The timing is not accidental. The NSW Government's Digital Information Policy, which applies to all state agencies, set mid-2026 as a soft benchmark for agencies to demonstrate measurable progress on digital asset rationalisation. That deadline has passed, and several agencies are still working through backlogs that, according to industry observers familiar with public sector procurement, run into the tens of millions of files.
Why the Problem Has Compounded
Archivists and data managers across the sector point to the same root cause: agencies acquired imaging systems independently, without shared standards, and never built in deduplication from the start. The State Archives and Records Authority of NSW, based on Macquarie Street in the CBD, has been advocating for unified metadata protocols since at least 2022. The authority's published guidance urges agencies to adopt consistent file-naming and hash-verification practices before migrating legacy collections — advice that, practitioners say, was too often treated as optional.

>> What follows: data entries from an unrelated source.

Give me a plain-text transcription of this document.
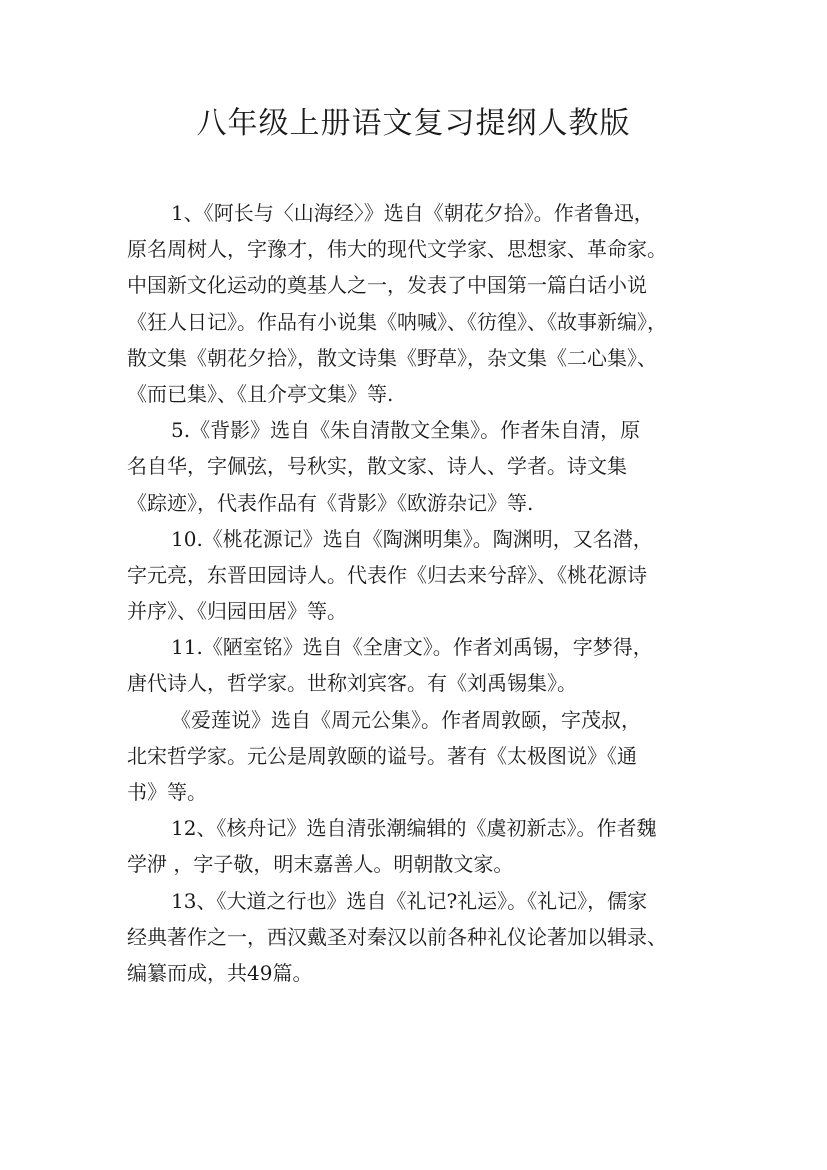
八年级上册语文复习提纲人教版
1、《阿长与〈山海经〉》选自《朝花夕拾》。作者鲁迅，
原名周树人，字豫才，伟大的现代文学家、思想家、革命家。
中国新文化运动的奠基人之一，发表了中国第一篇白话小说
《狂人日记》。作品有小说集《呐喊》、《彷徨》、《故事新编》，
散文集《朝花夕拾》，散文诗集《野草》，杂文集《二心集》、
《而已集》、《且介亭文集》等.
5.《背影》选自《朱自清散文全集》。作者朱自清，原
名自华，字佩弦，号秋实，散文家、诗人、学者。诗文集
《踪迹》，代表作品有《背影》《欧游杂记》等.
10.《桃花源记》选自《陶渊明集》。陶渊明，又名潜，
字元亮，东晋田园诗人。代表作《归去来兮辞》、《桃花源诗
并序》、《归园田居》等。
11.《陋室铭》选自《全唐文》。作者刘禹锡，字梦得，
唐代诗人，哲学家。世称刘宾客。有《刘禹锡集》。
《爱莲说》选自《周元公集》。作者周敦颐，字茂叔，
北宋哲学家。元公是周敦颐的谥号。著有《太极图说》《通
书》等。
12、《核舟记》选自清张潮编辑的《虞初新志》。作者魏
学洢 ，字子敬，明末嘉善人。明朝散文家。
13、《大道之行也》选自《礼记?礼运》。《礼记》，儒家
经典著作之一，西汉戴圣对秦汉以前各种礼仪论著加以辑录、
编纂而成，共49篇。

Western Sydney has become a particular flashpoint. Parramatta City Council, managing one of the fastest-growing administrative precincts in the country, completed an internal audit of its digital asset holdings earlier this year. That audit identified thousands of image files stored in multiple locations across the council's content management systems, according to council documents obtained under the Government Information (Public Access) Act. The council has since engaged a specialist vendor to run automated replacement workflows, though the process is ongoing.

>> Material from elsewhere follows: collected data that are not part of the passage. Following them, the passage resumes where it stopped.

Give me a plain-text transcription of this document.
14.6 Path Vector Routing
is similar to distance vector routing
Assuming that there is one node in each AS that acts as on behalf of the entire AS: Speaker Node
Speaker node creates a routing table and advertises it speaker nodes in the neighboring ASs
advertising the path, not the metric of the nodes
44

The University of Western Sydney's Information Systems faculty, based at the Penrith and Parramatta campuses, has been studying duplicate-image propagation in mid-sized government datasets since 2024. Researchers there have noted that even conservative estimates suggest duplicated assets can consume between 15 and 30 per cent of an agency's total allocated storage — a cost that translates directly into cloud licensing fees that have risen sharply since 2023.

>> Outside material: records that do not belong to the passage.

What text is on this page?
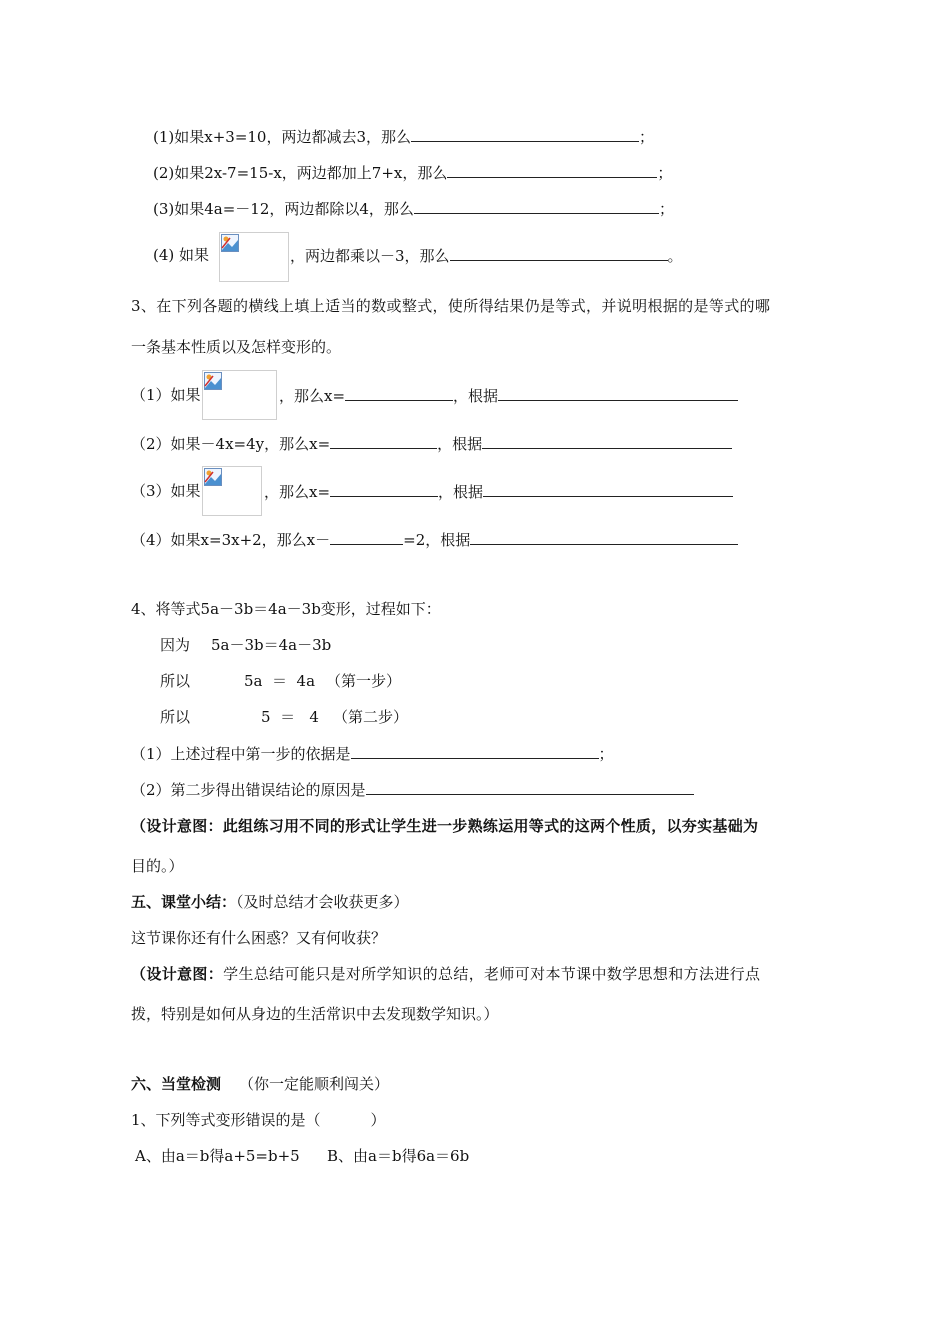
(1)如果x+3=10，两边都减去3，那么	；
(2)如果2x-7=15-x，两边都加上7+x，那么	；
(3)如果4a=－12，两边都除以4，那么	；
(4) 如果	，两边都乘以－3，那么	。
3、在下列各题的横线上填上适当的数或整式，使所得结果仍是等式，并说明根据的是等式的哪
一条基本性质以及怎样变形的。
（1）如果	，那么x=	，根据
（2）如果－4x=4y，那么x=	，根据
（3）如果	，那么x=	，根据
（4）如果x=3x+2，那么x－	=2，根据
4、将等式5a－3b＝4a－3b变形，过程如下：
因为 5a－3b＝4a－3b
所以	5a  ＝  4a （第一步）
所以	5  ＝   4 （第二步）
（1）上述过程中第一步的依据是	；
（2）第二步得出错误结论的原因是
（设计意图：此组练习用不同的形式让学生进一步熟练运用等式的这两个性质，以夯实基础为
目的。）
五、课堂小结：（及时总结才会收获更多）
这节课你还有什么困惑？又有何收获？
（设计意图：学生总结可能只是对所学知识的总结，老师可对本节课中数学思想和方法进行点
拨，特别是如何从身边的生活常识中去发现数学知识。）
六、当堂检测 （你一定能顺利闯关）
1、下列等式变形错误的是（	）
A、由a＝b得a+5=b+5 B、由a＝b得6a＝6b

What Replacement Actually Looks Like in Practice
The technical process — scanning a corpus for perceptually identical or near-identical images, flagging the redundant copies and replacing links or references throughout downstream systems — is well understood. The harder problem is governance: deciding which version of a duplicated image is canonical, particularly when different teams have independently edited the same source file.
Transport for NSW, which manages enormous photographic archives tied to the Metro West construction project running from Sydney CBD to Westmead, has adopted a policy of nominating a single source-of-truth repository for all project imagery, with automated checks at ingest. Infrastructure NSW published a contractor brief in March 2026 requiring all documentation suppliers to submit images with embedded provenance metadata. That requirement now applies to every major capital works contract in the state.
The NSW Health records team at the Sydney Local Health District, covering Royal Prince Alfred Hospital in Camperdown and Canterbury Hospital in Campsie, told a sector forum in May that transitioning to a centralised digital asset management platform had already reduced its image-related storage costs, though the district has not yet released specific figures publicly.
For organisations still in the thick of the problem, practitioners recommend three immediate steps: run a full hash-based audit before touching any files; establish a written policy nominating which copy survives in any conflict; and communicate with downstream users — staff, contractors, web teams — before broken links start appearing. The last point matters more than most IT managers anticipate. At least two Sydney councils discovered that automated replacement scripts, run without adequate change management, broke hundreds of public-facing web pages overnight.
The State Archives authority is expected to release updated deduplication guidance before the end of July 2026. Agencies that want to avoid a repeat audit cycle would do well to read it before their next budget submission lands in September.